Thursday, October 20, 2011

First and Second Ladies make UNESCO policy?

Someone pointed out that the U.S. delegation to UNESCO tries to keep quiet about most of the issues brought up in UNESCO's governing bodies. That makes sense to me. If 193 delegations all felt free to comment on every item, and on the comments of every other delegation on every item, and .....

On the other hand, I recall that Laura Bush made literacy one of her "things" as first lady, the United States pushed for a literacy initiative by UNESCO, there were major literacy events in the United States involving UNESCO, and Mrs. Bush became a UNESCO  goodwill ambassador.  I also recall that Jill Biden, a community college teacher, was called upon to attend a UNESCO conference on higher education shortly after her husband, Joe Biden, took office as Vice President. I understand that the United States delegation to UNESCO is now encouraging UNESCO to look carefully at two year institutions of higher education.

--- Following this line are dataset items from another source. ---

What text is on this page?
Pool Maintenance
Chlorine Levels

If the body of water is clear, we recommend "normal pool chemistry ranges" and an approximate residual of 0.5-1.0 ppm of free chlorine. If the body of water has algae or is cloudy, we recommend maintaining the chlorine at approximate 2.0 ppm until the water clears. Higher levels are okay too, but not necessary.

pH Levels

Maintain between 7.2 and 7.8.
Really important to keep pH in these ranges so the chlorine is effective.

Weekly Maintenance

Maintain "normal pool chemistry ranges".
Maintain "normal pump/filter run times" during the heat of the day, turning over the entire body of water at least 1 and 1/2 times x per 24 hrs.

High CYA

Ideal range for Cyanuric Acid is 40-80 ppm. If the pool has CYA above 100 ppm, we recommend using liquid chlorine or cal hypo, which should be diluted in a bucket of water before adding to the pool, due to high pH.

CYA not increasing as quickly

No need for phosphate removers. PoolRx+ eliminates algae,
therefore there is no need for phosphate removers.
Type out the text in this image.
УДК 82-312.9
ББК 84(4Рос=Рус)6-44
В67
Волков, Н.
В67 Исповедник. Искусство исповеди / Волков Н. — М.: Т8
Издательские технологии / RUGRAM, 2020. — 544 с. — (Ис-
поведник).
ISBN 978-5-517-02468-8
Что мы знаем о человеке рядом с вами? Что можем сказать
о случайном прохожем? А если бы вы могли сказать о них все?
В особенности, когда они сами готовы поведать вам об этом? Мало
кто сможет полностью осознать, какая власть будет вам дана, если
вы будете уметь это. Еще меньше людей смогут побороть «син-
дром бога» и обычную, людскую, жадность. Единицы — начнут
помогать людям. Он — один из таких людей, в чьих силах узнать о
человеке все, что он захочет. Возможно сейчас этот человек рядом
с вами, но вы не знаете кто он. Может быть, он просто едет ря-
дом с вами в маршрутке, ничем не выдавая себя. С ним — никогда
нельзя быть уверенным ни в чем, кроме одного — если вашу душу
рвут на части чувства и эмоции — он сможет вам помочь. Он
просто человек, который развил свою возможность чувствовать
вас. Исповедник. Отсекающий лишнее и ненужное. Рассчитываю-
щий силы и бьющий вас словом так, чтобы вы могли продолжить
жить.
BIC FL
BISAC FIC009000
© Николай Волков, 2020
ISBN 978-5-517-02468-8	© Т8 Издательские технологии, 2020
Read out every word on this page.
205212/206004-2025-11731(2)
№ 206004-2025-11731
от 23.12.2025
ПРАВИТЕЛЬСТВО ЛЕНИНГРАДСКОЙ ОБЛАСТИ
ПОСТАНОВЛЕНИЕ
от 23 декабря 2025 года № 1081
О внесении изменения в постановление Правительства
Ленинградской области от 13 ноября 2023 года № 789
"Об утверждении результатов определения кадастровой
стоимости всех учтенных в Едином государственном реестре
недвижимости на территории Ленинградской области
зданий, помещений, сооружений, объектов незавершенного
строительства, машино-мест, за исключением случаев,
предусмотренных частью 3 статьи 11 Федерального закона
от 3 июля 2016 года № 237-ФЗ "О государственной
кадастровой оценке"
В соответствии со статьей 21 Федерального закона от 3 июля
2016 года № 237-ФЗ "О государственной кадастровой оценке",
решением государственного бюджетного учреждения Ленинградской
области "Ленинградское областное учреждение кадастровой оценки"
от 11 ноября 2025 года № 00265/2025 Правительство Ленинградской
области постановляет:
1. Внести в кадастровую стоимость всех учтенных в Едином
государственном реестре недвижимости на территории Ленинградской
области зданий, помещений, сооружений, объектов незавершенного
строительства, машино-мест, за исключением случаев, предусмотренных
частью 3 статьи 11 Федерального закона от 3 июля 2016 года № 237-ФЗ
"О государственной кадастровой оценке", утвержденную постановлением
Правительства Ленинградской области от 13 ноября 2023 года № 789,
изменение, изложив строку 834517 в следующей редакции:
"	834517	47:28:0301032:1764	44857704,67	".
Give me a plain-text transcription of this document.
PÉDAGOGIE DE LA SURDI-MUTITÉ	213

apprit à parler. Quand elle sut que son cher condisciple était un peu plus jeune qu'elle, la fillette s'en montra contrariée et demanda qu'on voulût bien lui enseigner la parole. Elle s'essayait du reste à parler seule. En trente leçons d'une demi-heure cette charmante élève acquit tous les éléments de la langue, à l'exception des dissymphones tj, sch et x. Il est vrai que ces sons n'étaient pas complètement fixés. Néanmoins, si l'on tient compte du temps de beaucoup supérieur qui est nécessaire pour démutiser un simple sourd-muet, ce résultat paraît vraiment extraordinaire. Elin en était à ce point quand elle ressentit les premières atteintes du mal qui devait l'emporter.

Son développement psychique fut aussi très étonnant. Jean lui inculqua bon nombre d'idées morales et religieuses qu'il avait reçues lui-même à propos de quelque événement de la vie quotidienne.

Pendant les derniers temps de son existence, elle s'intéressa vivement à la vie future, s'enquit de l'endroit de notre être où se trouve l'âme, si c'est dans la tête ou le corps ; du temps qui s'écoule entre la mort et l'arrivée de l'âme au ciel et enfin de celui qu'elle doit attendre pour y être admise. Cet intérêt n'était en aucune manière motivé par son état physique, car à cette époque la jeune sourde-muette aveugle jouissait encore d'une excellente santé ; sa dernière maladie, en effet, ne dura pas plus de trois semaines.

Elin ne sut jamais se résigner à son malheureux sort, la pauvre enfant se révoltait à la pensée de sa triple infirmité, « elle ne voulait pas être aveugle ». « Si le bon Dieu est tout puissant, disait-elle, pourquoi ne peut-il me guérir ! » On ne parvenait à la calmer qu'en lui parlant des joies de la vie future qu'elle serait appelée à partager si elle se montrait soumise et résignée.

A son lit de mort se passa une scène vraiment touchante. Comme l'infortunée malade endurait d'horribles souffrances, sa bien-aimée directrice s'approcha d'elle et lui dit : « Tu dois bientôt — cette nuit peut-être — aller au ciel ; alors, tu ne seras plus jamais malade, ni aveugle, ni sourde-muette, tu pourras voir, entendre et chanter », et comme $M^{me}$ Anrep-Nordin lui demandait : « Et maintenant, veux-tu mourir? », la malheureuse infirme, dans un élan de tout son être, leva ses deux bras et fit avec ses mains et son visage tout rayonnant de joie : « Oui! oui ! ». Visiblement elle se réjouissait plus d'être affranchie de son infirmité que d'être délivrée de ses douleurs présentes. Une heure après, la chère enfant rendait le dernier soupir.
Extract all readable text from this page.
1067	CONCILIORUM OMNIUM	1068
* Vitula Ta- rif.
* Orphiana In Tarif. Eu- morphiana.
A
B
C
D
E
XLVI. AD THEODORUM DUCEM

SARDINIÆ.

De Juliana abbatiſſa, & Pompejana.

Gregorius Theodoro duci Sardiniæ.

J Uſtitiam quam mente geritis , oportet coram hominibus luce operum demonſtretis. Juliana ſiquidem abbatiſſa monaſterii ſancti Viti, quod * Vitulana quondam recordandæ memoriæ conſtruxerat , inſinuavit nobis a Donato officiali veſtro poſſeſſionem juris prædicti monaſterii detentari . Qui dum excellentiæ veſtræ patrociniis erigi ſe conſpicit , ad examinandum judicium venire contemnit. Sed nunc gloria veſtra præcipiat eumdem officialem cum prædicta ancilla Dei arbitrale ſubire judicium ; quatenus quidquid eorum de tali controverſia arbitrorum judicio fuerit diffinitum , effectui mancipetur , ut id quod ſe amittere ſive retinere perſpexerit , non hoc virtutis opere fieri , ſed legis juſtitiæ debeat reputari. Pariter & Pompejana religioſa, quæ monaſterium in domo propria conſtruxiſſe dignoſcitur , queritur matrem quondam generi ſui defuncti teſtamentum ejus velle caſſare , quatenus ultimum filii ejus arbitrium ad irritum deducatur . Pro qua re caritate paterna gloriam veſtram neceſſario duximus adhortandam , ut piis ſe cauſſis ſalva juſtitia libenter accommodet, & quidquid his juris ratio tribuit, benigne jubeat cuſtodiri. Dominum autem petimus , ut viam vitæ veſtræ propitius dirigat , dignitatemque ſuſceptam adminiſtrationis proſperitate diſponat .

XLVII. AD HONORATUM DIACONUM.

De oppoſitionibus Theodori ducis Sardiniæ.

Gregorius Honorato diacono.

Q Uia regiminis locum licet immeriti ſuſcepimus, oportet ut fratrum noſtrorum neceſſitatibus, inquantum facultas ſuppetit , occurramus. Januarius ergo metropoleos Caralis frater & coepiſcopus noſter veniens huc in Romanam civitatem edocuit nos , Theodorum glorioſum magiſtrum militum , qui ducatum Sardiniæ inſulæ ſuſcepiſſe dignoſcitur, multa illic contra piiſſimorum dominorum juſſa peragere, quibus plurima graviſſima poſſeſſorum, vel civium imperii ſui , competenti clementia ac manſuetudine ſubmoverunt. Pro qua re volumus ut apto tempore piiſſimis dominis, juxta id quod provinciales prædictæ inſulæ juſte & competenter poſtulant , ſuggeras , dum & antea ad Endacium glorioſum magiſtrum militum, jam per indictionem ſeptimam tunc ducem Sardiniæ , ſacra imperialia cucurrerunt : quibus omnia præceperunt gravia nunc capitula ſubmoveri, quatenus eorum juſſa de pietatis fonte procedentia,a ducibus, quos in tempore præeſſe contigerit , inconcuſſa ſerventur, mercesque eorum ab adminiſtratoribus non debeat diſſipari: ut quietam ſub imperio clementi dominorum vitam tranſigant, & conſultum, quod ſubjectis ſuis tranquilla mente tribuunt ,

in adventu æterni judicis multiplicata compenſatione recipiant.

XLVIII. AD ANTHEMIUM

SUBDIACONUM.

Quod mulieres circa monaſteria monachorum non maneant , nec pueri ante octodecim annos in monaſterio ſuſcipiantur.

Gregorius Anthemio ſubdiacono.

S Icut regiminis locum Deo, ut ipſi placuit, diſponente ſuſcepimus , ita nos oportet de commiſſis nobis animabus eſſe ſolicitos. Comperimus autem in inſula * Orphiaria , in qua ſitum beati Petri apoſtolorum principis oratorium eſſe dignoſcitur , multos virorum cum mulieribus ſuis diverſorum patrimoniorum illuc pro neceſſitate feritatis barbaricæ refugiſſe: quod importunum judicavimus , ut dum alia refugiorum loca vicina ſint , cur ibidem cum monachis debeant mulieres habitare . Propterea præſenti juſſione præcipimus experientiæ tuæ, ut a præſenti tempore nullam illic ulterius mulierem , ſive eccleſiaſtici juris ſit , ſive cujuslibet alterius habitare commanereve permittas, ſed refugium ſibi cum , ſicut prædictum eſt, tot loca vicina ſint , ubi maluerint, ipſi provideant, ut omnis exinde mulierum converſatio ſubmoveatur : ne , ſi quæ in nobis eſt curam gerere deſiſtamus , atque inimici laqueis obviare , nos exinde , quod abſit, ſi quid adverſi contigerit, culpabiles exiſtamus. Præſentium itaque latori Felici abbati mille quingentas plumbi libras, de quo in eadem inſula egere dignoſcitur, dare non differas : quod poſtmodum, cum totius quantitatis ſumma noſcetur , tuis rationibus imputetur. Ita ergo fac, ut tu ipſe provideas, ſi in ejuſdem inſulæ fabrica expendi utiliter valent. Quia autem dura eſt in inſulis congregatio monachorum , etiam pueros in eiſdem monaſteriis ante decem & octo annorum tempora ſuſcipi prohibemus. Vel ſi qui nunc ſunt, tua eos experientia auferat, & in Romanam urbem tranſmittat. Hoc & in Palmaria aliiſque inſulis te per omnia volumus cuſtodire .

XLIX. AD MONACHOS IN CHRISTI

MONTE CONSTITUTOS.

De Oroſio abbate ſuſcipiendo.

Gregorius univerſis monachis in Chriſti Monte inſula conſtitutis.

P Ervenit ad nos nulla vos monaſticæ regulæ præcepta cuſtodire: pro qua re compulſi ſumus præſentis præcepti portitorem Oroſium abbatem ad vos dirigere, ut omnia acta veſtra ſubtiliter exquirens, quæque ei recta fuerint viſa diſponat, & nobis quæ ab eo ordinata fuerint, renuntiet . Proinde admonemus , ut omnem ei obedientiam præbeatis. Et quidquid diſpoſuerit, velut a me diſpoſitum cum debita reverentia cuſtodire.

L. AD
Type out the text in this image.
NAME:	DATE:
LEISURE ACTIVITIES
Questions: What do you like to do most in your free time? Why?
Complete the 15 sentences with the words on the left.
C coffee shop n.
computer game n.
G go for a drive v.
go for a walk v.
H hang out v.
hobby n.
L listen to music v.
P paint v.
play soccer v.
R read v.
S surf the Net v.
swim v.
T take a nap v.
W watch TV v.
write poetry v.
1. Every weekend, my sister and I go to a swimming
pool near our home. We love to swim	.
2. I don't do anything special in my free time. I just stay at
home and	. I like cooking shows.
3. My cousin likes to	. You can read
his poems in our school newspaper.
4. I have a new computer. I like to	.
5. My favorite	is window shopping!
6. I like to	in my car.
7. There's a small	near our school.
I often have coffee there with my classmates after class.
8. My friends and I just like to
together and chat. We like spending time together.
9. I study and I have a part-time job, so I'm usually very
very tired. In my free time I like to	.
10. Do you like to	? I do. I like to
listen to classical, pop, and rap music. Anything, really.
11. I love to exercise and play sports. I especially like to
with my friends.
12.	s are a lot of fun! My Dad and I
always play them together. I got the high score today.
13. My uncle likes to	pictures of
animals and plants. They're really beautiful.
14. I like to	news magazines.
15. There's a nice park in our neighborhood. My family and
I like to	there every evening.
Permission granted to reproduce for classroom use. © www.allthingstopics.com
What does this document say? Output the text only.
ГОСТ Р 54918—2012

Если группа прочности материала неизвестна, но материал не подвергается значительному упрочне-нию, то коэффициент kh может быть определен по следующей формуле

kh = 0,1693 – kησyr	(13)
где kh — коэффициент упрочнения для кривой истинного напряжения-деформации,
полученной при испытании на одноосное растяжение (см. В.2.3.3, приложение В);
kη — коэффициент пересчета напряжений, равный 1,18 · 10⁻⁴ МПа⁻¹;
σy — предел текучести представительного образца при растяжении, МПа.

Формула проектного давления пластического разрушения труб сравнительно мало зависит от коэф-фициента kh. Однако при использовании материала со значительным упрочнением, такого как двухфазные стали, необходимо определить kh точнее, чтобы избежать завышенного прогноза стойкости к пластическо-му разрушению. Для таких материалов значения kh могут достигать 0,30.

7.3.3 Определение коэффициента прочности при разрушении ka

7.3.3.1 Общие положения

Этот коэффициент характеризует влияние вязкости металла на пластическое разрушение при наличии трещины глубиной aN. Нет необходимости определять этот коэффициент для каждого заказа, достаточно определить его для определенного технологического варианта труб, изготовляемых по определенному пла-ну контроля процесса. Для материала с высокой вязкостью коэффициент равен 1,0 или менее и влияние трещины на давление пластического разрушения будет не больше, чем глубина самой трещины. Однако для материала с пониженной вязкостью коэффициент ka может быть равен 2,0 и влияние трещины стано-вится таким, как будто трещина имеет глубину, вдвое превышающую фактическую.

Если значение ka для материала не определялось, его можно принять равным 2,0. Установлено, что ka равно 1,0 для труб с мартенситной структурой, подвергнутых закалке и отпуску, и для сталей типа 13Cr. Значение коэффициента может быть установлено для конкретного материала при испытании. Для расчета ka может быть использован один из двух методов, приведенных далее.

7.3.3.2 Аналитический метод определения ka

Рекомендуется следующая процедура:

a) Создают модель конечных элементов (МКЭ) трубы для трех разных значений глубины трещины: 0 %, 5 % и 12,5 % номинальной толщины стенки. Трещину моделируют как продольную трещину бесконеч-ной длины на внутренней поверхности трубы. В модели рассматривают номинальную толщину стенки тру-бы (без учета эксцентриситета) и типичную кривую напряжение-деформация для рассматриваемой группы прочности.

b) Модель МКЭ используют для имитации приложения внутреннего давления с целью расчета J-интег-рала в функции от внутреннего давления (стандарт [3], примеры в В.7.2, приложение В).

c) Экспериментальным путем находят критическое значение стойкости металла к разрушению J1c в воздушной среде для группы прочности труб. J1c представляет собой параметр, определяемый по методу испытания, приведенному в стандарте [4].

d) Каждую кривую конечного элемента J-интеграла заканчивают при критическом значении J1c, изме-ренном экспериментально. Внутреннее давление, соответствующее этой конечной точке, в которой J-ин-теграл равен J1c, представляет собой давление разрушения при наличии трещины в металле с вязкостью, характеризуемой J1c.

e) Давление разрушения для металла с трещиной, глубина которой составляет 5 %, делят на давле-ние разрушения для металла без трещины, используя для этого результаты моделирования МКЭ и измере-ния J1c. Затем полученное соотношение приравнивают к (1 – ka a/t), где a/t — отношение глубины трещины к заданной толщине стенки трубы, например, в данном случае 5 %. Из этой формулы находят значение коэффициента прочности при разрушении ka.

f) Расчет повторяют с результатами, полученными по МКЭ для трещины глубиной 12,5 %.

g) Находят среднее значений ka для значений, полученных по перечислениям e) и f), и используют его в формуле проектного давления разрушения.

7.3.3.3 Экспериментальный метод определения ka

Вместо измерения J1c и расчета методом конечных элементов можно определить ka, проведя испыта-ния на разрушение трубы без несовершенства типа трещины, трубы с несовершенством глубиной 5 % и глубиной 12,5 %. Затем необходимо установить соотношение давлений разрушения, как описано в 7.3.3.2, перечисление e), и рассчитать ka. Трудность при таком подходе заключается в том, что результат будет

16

Now I think literacy is a good thing for UNESCO to encourage and I think that there is a lot to be said for two year colleges, but should U.S. policy towards UNESCO depend on the interests of the wives of the president and vice president, or should there be a more formal consultation, say with the U.S. National Commission for UNESCO.

I can understand why UNESCO secretariat officials bow to the wishes of the White House in such matters, given that the United States was so long out of UNESCO and that the United States contributes 22 percent of its regular budget, some $70 million per year. But one would hope that the governing bodies of UNESCO would be more capable of creating Organization wide priorities and imposing them on the Organization's secretariat.